Le 13 novembre 2015, environ 1500 personnes se trouvaient dans le Bataclan.
480 ont pris des balles ce soir-là dans Paris.
130 en sont morts, 350 ont survécu.
Parmi celleux-ci, Sophie.

À l’heure actuelle, Sophie a toujours une balle logée dans son bassin, que les médecins ne veulent pas prendre le risque d’enlever.
C’est douloureux, et un rappel constant de ce par quoi elle est passée.

Elle [la balle, ndlr] m’empêche de rester assise ou debout trop longtemps. Les médicaments contre la douleur, soit ils ne font pas effet, soit j’y suis allergique, soit ils ne vont simplement pas.

Son sommeil est toujours agité, elle ne dort que 3 à 4 heures par nuit. Quand ce n’est pas la douleur qui la réveille, ce sont les cauchemars.
Pas certaine de pouvoir porter un enfant un jour, elle « n’aspire qu’à une chose : retrouver un semblant de dignité ».
Et ce n’est pas trop que de demander à l’État de l’y aider…

L’État, le gouvernement, parlons-en justement.
Derrière les belles promesses et la création d’un Secrétariat d’État chargé de l’Aide aux victimes le 11 février 2016, le gouvernement ne bouge pas d’un pouce.
Alors que le suivi psychologique des victimes devrait être une priorité, celles-ci sont livrées à elles-mêmes.

Aucune aide pour trouver læ psy qui pourrait nous convenir, ou qui serait au moins spécialisé·e dans l’ESPT [état de stress post-traumatique, ndlr] et qui pourrait nous donner des conseils pour essayer de retrouver un semblant de normalité et de dignité.

Sophie a vu 5 psychologues depuis le 13 novembre 2015.

Entre celui qui s’endort quand on lui parle, celleux qui te prennent entre deux rendez-vous, te mettent sous antidépresseurs, prennent leurs 100 € et basta… la seule qui m’a sauvée est partie à la retraite et a pratiqué l’EMDR* avec moi.

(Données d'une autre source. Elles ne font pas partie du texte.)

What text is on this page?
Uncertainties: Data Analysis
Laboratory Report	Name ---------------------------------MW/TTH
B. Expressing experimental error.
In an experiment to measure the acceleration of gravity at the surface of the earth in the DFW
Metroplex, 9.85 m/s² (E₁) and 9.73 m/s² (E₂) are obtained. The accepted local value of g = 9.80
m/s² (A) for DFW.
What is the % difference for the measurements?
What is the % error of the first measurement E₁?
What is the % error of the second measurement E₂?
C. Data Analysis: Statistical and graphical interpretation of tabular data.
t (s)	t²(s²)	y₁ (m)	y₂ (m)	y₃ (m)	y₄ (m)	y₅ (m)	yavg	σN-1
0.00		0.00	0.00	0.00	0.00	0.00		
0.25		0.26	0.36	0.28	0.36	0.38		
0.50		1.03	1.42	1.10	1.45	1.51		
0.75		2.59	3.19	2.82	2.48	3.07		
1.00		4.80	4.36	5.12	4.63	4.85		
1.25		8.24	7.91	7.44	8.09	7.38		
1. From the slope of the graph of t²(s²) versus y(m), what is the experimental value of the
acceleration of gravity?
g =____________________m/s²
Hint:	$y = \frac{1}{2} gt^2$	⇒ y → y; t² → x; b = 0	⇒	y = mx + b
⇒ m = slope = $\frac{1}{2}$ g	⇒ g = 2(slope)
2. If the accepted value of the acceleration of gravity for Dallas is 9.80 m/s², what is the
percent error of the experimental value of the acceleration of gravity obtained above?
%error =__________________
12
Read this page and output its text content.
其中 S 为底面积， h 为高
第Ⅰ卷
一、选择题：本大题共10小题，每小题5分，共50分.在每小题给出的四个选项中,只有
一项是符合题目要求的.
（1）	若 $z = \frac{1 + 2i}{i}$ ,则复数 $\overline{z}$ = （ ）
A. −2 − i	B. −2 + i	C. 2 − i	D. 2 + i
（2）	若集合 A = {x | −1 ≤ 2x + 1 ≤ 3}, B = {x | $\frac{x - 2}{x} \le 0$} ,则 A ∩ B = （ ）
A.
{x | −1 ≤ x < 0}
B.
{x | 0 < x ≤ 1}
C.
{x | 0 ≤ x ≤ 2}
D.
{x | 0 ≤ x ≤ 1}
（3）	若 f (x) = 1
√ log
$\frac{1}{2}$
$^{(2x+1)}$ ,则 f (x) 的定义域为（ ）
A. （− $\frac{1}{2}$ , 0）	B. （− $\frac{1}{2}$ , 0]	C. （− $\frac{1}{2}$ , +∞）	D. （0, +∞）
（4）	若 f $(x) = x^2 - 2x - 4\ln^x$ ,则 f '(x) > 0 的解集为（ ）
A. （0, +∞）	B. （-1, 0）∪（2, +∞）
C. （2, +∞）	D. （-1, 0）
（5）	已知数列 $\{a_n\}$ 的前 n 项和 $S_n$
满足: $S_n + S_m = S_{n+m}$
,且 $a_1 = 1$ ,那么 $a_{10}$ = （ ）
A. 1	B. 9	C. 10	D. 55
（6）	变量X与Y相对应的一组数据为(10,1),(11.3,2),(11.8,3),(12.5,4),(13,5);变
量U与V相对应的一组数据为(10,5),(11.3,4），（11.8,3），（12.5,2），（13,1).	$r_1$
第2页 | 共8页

En plus de devoir gérer sa convalescence, elle a également dû se frotter seule à l’administration.

On doit se battre seul·e·s face à notre vécu et nos souvenirs, j’ai dû harceler la sécurité sociale pour savoir si on allait prolonger ma prise en charge…

Il a aussi fallu que Sophie fasse face aux trolls et faux·sses ami·e·s, celleux qui disaient qu’elle exagérait – « Elle n’a pris qu’une balle dans la jambe…» –, qu’elle avait touché de l’argent, celleux qui lui disaient que l’État n’est pas sa mère…

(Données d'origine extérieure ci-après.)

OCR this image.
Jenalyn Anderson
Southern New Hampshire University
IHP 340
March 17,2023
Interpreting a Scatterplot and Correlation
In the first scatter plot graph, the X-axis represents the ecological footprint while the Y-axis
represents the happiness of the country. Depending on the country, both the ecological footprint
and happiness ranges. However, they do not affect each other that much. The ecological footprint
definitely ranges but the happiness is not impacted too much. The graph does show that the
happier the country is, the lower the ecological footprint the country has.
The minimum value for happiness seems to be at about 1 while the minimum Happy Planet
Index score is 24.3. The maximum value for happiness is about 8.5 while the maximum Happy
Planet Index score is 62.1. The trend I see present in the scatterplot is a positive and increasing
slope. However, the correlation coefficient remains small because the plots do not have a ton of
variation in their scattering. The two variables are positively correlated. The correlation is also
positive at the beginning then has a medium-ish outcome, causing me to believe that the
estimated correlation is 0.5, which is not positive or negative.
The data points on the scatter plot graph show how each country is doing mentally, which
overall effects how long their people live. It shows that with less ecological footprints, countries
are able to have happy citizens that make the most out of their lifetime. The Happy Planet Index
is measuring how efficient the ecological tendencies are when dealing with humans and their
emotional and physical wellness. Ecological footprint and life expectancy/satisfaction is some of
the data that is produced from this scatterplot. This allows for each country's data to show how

Nous ne sommes pas sa chair à canon. Nous souffrons du fait de LEURS décisions.

Les médias quant à eux ne sont présents que lorsqu’un tweet fait le buzz, ou lorsque la date du 13/11 approche.

On est un peu la poule aux œufs d’or pendant une semaine et ensuite on nous laisse à notre galère.

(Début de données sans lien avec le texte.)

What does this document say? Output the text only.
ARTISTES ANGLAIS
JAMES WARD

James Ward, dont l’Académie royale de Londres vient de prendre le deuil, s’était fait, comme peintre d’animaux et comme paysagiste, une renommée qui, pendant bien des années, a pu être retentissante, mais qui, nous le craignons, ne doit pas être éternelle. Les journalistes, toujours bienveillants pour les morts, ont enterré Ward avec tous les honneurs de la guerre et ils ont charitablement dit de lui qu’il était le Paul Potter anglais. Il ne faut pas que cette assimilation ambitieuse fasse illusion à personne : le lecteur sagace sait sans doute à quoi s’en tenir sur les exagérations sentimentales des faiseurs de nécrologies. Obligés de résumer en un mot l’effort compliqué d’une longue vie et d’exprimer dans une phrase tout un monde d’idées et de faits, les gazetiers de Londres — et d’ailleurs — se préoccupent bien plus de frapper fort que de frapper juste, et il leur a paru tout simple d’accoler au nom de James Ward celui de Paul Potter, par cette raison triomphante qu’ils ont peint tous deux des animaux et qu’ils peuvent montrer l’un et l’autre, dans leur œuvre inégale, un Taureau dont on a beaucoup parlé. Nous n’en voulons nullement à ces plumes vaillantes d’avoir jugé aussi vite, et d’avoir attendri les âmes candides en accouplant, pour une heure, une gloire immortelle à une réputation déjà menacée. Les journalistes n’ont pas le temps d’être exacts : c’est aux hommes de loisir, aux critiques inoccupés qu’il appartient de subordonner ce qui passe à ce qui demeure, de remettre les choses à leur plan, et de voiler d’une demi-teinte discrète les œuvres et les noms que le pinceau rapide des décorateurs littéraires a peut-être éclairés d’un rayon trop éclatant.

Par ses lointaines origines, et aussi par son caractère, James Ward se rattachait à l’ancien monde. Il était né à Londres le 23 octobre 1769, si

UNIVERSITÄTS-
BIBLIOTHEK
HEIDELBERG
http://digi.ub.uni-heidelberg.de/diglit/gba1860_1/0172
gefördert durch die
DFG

Heureusement, les associations telles que 13onze15 et Life for Paris font un énorme travail et sont là pour soutenir les victimes.

Iels se battent pour nous, parce qu’on a qu’une seule envie, c’est de renoncer.

Après un entretien téléphonique avec Emmanuel Domenach, le président de l’association 13onze15, il est ressorti que ce que souhaitent les victimes, c’est un véritable échange avec l’Etat. Jusqu’à présent, tous les contacts avec le gouvernement ce sont fait par le biais des associations. On leur laisse entendre que tout va bien, que la secrétaire d’Etat s’occupe de tout, mais rien ne change de leur côté. Iels se sentent abandonné·e·s.
D’après monsieur Domenach, certaines choses pourraient être améliorées :
– Des aides plus centrées sur les aides des victimes : accompagnement médical, psychologique et juridique. En effet, bien que l’Etat indemnise les victimes d’attentats, celleux-ci doivent financer elleux-mêmes les frais d’avocats.
– Plus de transparence quant à l’indemnisation : celle-ci a valeur de reconnaissance, il faudrait donc simplifier les relations entre les victimes et le fond de garantie.
– Donner un statut aux aidant·e·s : celleux-ci prennent des jours de congés, arrêtent temporairement de travailler mais ne sont pas reconnu·e·s par le gouvernement.
– Judiciariser la procédure d’indemnisation : aujourd’hui, c’est une procédure amiable avec un expert nommé par le fond de garantie.

En bref, s’occuper des victimes et de leurs familles même en dehors des projecteurs et de l’argent versé.